Polls reveal 2 ways Scotus decisions shape society, one positive, another not so much

Here’s an interesting juxtaposition of polls showing how one emotional national controversy can develop and endure bitterly for decades while another doesn’t, both thanks to the timing of landmark Supreme Court decisions.

A  new Gallup Poll out this week shows support for same-sex marriage has held in the 60-to-mid-60s range since the Supreme Court approved it four years ago next month.

Support for gay marriage has been trending upward since 1996 when Gallup first asked the question and found only 27 percent approval.

Now, let’s look at the divisive issue of abortion. It was issued by the Supreme Court in 1973, the Roe v Wade decision.

Gallup has found two kinds of public approval in the ensuing years:

  • Approval only under certain circumstances began at 54 percent in 1976, jumped to 61 percent in 1998 and then drifted down to 50 percent last year.
  • Approval under all circumstances began at 22 percent in 1976, increased to 34 percent in 1993 and drifted back down to 29 percent last year.
  • Illegal under any circumstances was 22 percent in 1976, dropped to 15 percent in 1993 and 1998 and stabilized at 18 percent through last year.

The issues are, of course, different in the sense that one deals with social customs while the other deals with permanently ending a pregnancy and the unborn life involved.

What they have in common though, is they are highly divisive, emotional issues decided by the Supreme Court but the timing was drastically different.

In 1973, the Court was under Chief Justice Warren Burger, a Nixon appointee.

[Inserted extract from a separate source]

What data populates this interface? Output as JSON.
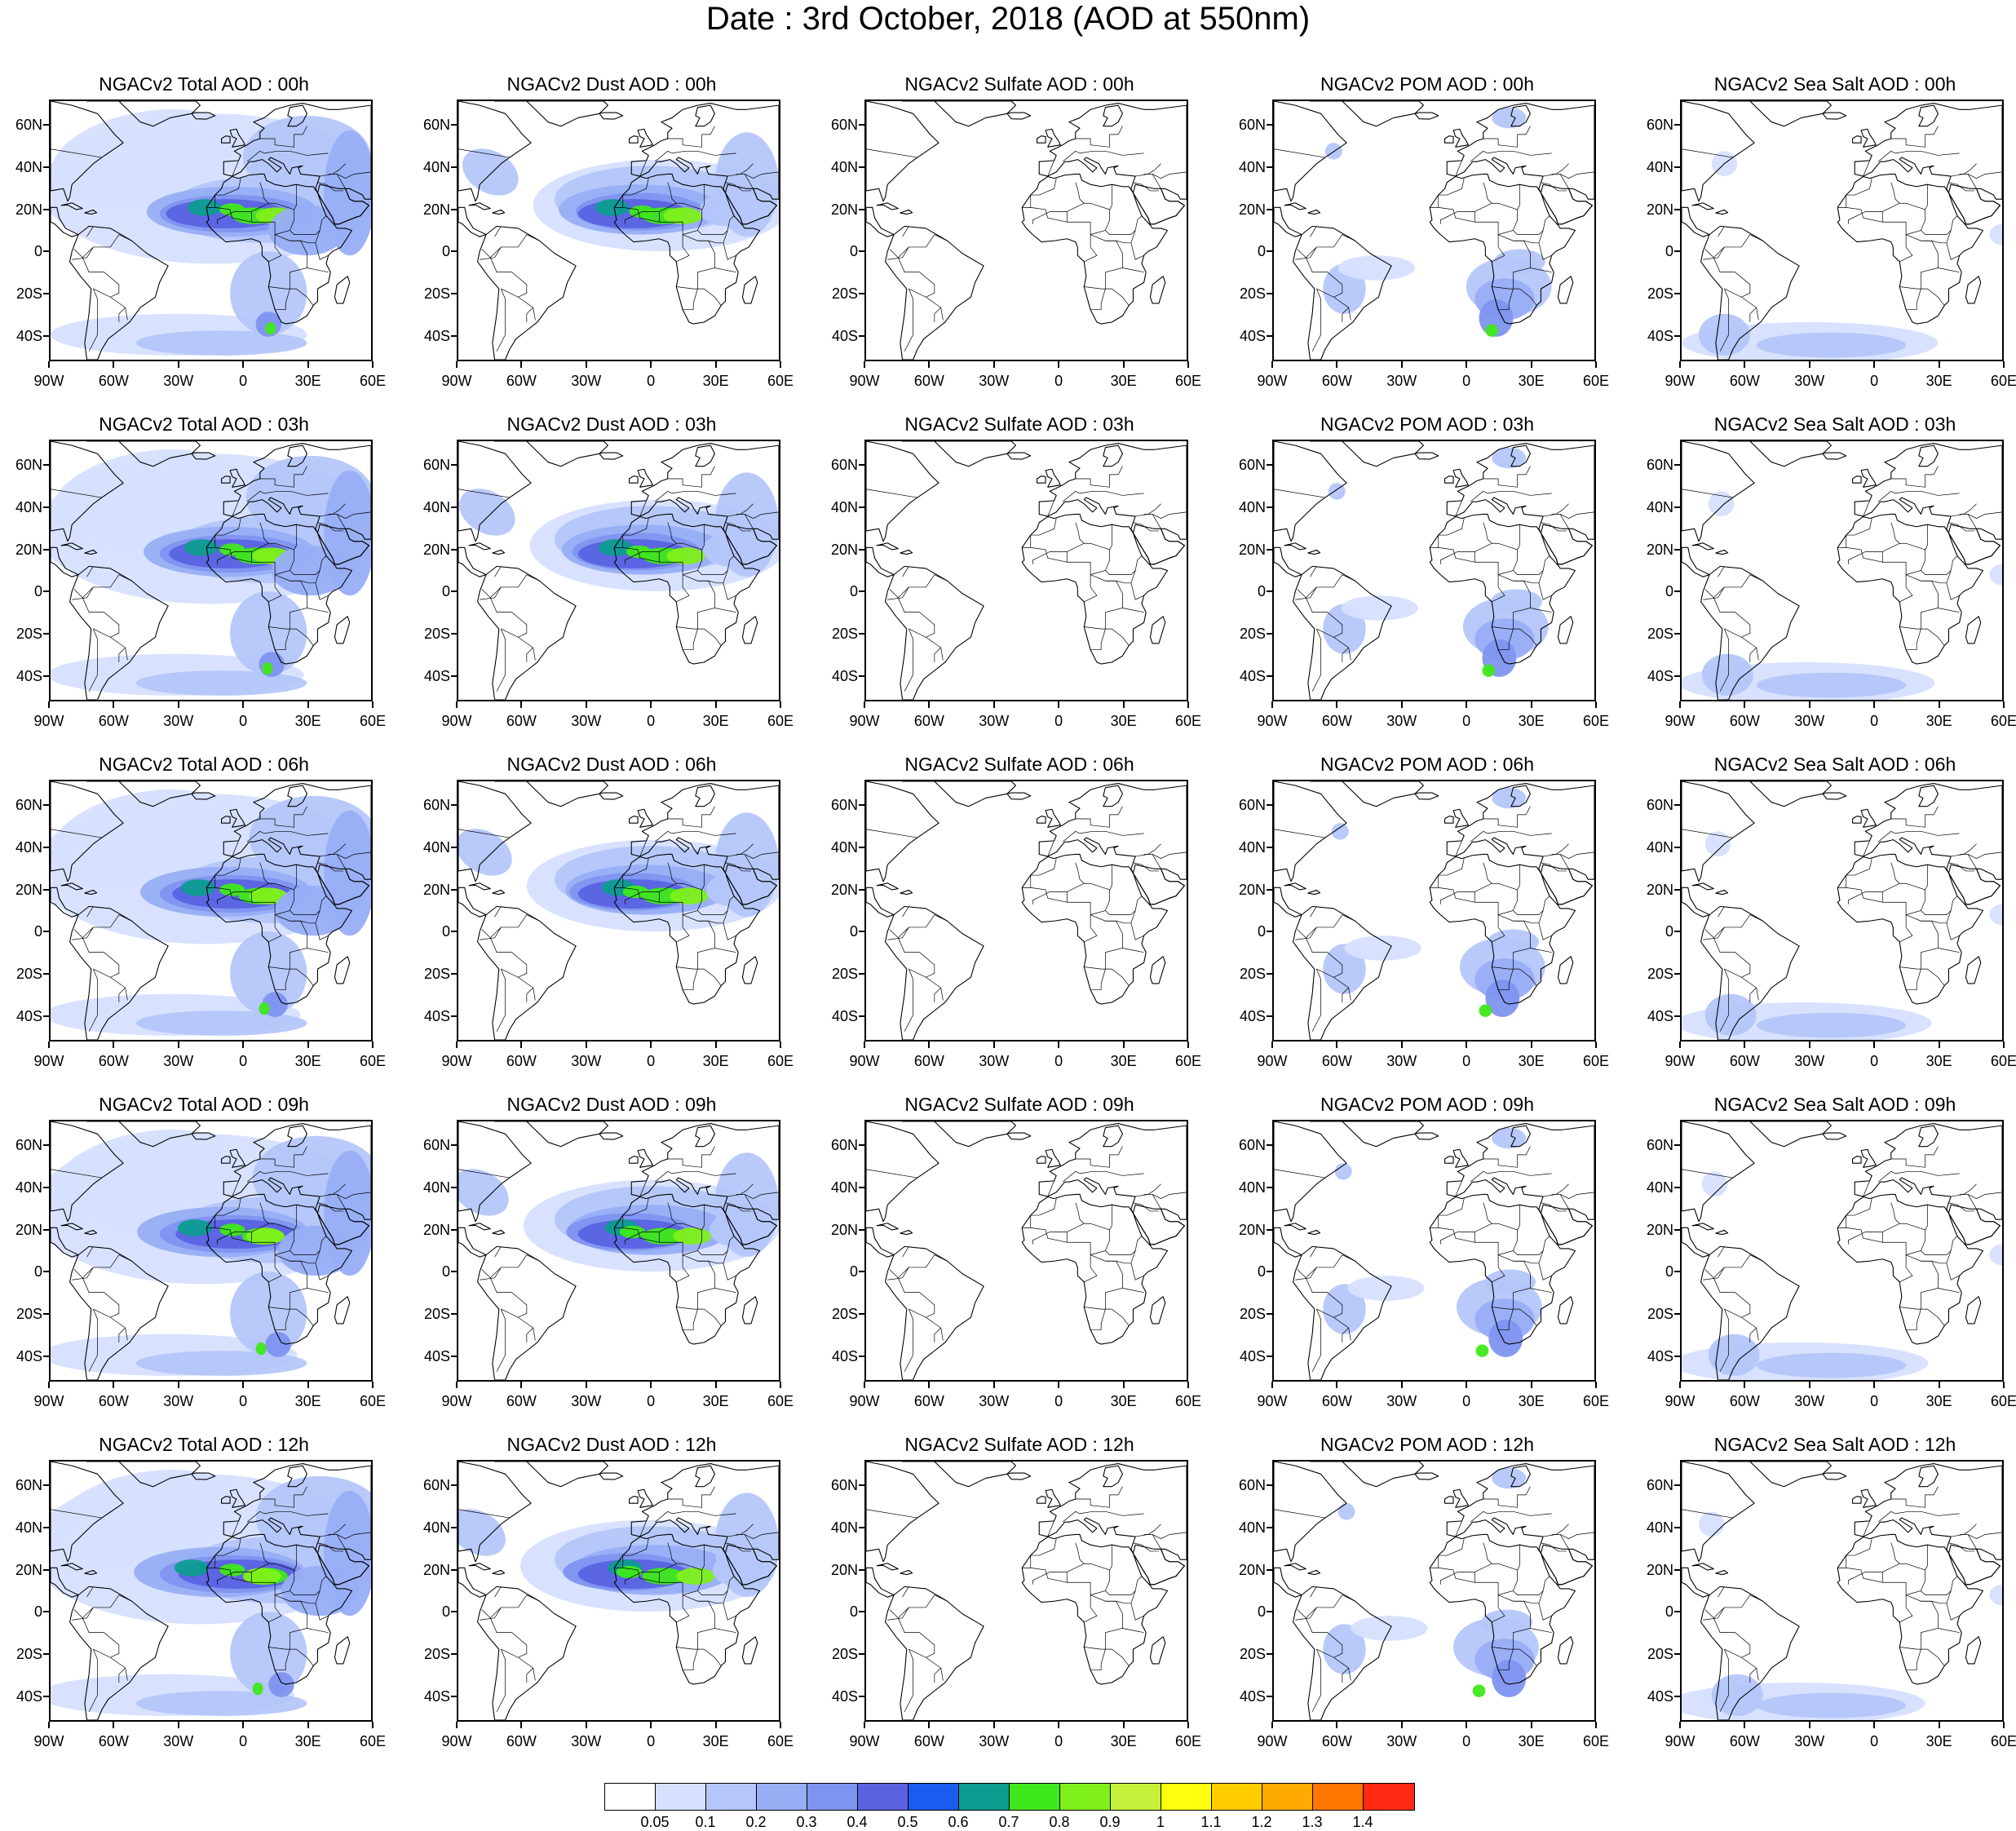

Ultimately, Nixon would be disappointed that Burger did not help overturn some of the more liberal decisions of the previous court under Earl Warren.

Burger, in fact, joined the ruling majority in Roe v Wade, finding a right to privacy in the Constitution’s Fourteenth Amendment that protects a pregnant woman’s liberty to choose whether or not to have an abortion.

But look at the poll numbers from the 1970s. Whatever the arguable legal justifications for the decision, it was in effect forced onto a society a large portion of which disagreed — and still disagrees.

In fact, the abortion issue is likely once again to be one of the more divisive topics in the next 529 campaign days. By the way, our colleague Jazz Shaw has an interesting post here on how media pre-shape the abortion issue through slanted vocabulary choices.

Now, look at the 2015 same-sex marriage court decision.

It was a 5-4 ruling, closer than the 7-2 Roe ruling. But the court did not accept the case and make the decision until the nation’s social consensus had already reached about six-in-ten approval. The result seemed less forcing a ruling onto the country and more simply ratifying what the people had already largely decided.

Perhaps a valuable lesson in there suggesting that sometimes it is actually better for national comity for a court to dodge finally settling some issues until they are socially ripe, as well as legally ripe for settlement.